Yan Barcelo, 29 août 2009
Bien des défenseurs de l’ordre international régnant disent qu’il n’y a aucune raison que les états-nations s’inquiètent. Certaines compagnies acquises tirent très bien leur épingle du jeu. Le passage de Softimage chez Microsoft, et maintenant chez Avid, a donné à la firme montréalaise des moyens dont elle n’aurait jamais pu bénéficier autrement. Parfois, aussi, la compagnie acquise se voit confier des mandats beaucoup plus larges que ce qu’elle gérait avant de passer en mains étrangères. Dans un grand nombre de cas, les emplois des entreprises acquises demeurent ici et, très souvent, augmentent sensiblement.
Mais les choses ne sont pas toujours aussi positives, loin de là. Dans le cas de Positron Fiber Systems, par exemple, les installations de Montréal se sont vu confier seulement un mandat de recherche-développement, l’entreprise perdant toutes ses autres initiatives de marketing, de ventes, de publicité, de service aux clients. Du côté de Bleumont, l’ablation a été encore plus radicale puisque toutes les activités de l’entreprise ont été rapatriées en Californie. Comme me le disait un financier en capital de risque dans un moment de lucidité cynique : « Le Québec était la patrie des coupeurs de bois et des porteurs d’eau. La seule différence aujourd’hui, c’est que nos porteurs d’eau ont un Ph.D., portent une blouse blanche et travaillent dans un laboratoire. »
Et il y a lieu de s’inquiéter pour une autre raison plus primordiale encore : la simple perte de contrôle. “ Ownership is power ” se plaisait à dire le coloré Pierre Péladeau. Avec ce pouvoir vient le développement de ressources humaines habituées de traiter à un niveau international de commande. En vendant à des étrangers, on perd cette initiative et multiples occasions de développer des talents de gestion, talents qui nous manquent cruellement au Québec, tout particulièrement en technologie.
Ce ne sont plus des québécois qui ont la main sur le volant et, en laissant le volant à d’autres, ils n’apprennent pas à diriger de grands ensembles. Le plus souvent, ils sont cantonnés à un rôle subalterne de direction régionale.
Une autre raison de s’objecter tient au simple exil des profits, qui vont alimenter ailleurs de nouveaux investissements et la création de riches fondations aux rayonnements sociaux divers. Mais il y a plus : ceux qui contrôlent sont à l’étranger et ne se soucient pas de la qualité de l’éducation dans ce pays, ni de la vie communautaire, du système de santé ou de l’activité artistique. Et s’ils s’en soucient, ils ne peuvent y être sensible au même degré qu’un dirigeant d’ici.

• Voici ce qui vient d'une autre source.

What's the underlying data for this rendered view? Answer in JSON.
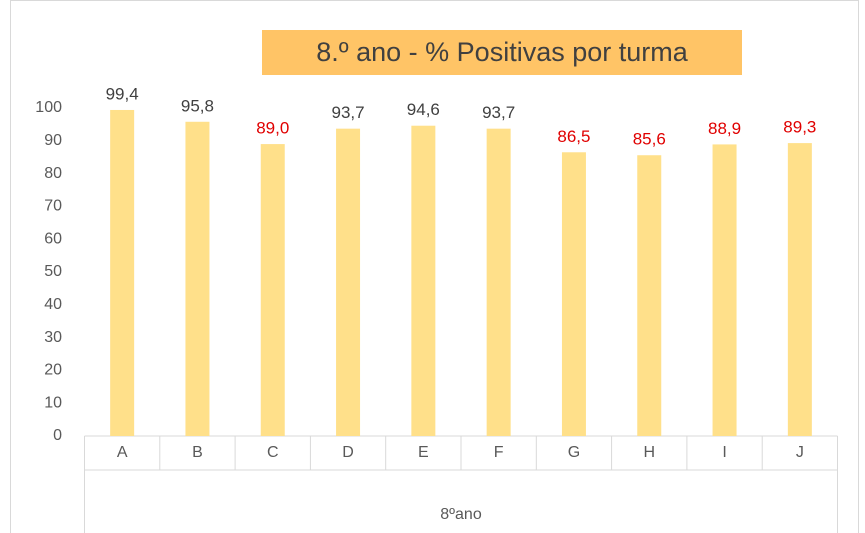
{
  "chart_data": {
    "type": "bar",
    "title": "8.º ano - % Positivas por turma",
    "categories": [
      "A",
      "B",
      "C",
      "D",
      "E",
      "F",
      "G",
      "H",
      "I",
      "J"
    ],
    "values": [
      99.4,
      95.8,
      89.0,
      93.7,
      94.6,
      93.7,
      86.5,
      85.6,
      88.9,
      89.3
    ],
    "value_labels": [
      "99,4",
      "95,8",
      "89,0",
      "93,7",
      "94,6",
      "93,7",
      "86,5",
      "85,6",
      "88,9",
      "89,3"
    ],
    "value_label_colors": [
      "#404040",
      "#404040",
      "#e00000",
      "#404040",
      "#404040",
      "#404040",
      "#e00000",
      "#e00000",
      "#e00000",
      "#e00000"
    ],
    "color": "#ffe08a",
    "title_background": "#ffc466",
    "xlabel": "8ºano",
    "ylim": [
      0,
      100
    ],
    "yticks": [
      0,
      10,
      20,
      30,
      40,
      50,
      60,
      70,
      80,
      90,
      100
    ],
    "grid": false
  }
}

Mais l’inquiétude nationaliste manifeste un autre malaise, plus diffus peut-être, mais non moins réel. Pour l’exprimer dans une formule succincte, on pourrait dire qu’il met le doigt sur la confrontation du bien commun et du pouvoir impersonnel de l’argent. L’argent, incarné par les entités industrielles, financières et commerciales supranationales, se détache de plus en plus des régions nationales auxquelles il était rattaché jusqu’ici.
Est-ce à dire que ces dirigeants sont sans cœur et sans conscience? Pas nécessairement. Mais dans leur pensée, ils se sont asservis à une idéologie qui justifie leur gain et neutralise toute volonté de construire de la valeur localement, dans leur communauté.
Et qu’en est-il des efforts que toute la communauté a consenti par la voie de crédits d’impôt à la recherche et de subventions diverses pour aider les entreprises d’ici à croître. S’ajoutent les sommes colossales englouties pour soutenir le système d’éducation dans un souci constant de l’ajuster aux besoins des entreprises. Les entreprises d’ici bénéficient de tout un vaste réseau de soutien (politiques d’emploi, infrastructures de transport et de santé publique, réseau éducatif, etc.), et voici que dans le geste de se vendre à des intérêts étrangers, elles abolissent toute dette à l’endroit de la communauté qui leur a pourtant été d’un appui primordial. Et puis, il y a tout simplement l’espoir immense que citoyens, gens d’affaires, ministres et fonctionnaires ont investi dans les entreprises qui affichent un potentiel immense – comme Biochem. Et voici que ces joueurs passent au cash. Que bien des gens se sentent trahis, il n’y a pas lieu de s’étonner.
La contradiction est scandaleuse. « Les investissements sont collectifs, mais les prises de profits, individuelles, » comme me le confiait un intervenant universitaire. Après s’être grassement servis à l’auge public, nos entrepreneurs et leurs actionnaires s’en mettent plein les poches. Un tantinet regrettable, n’est-ce pas?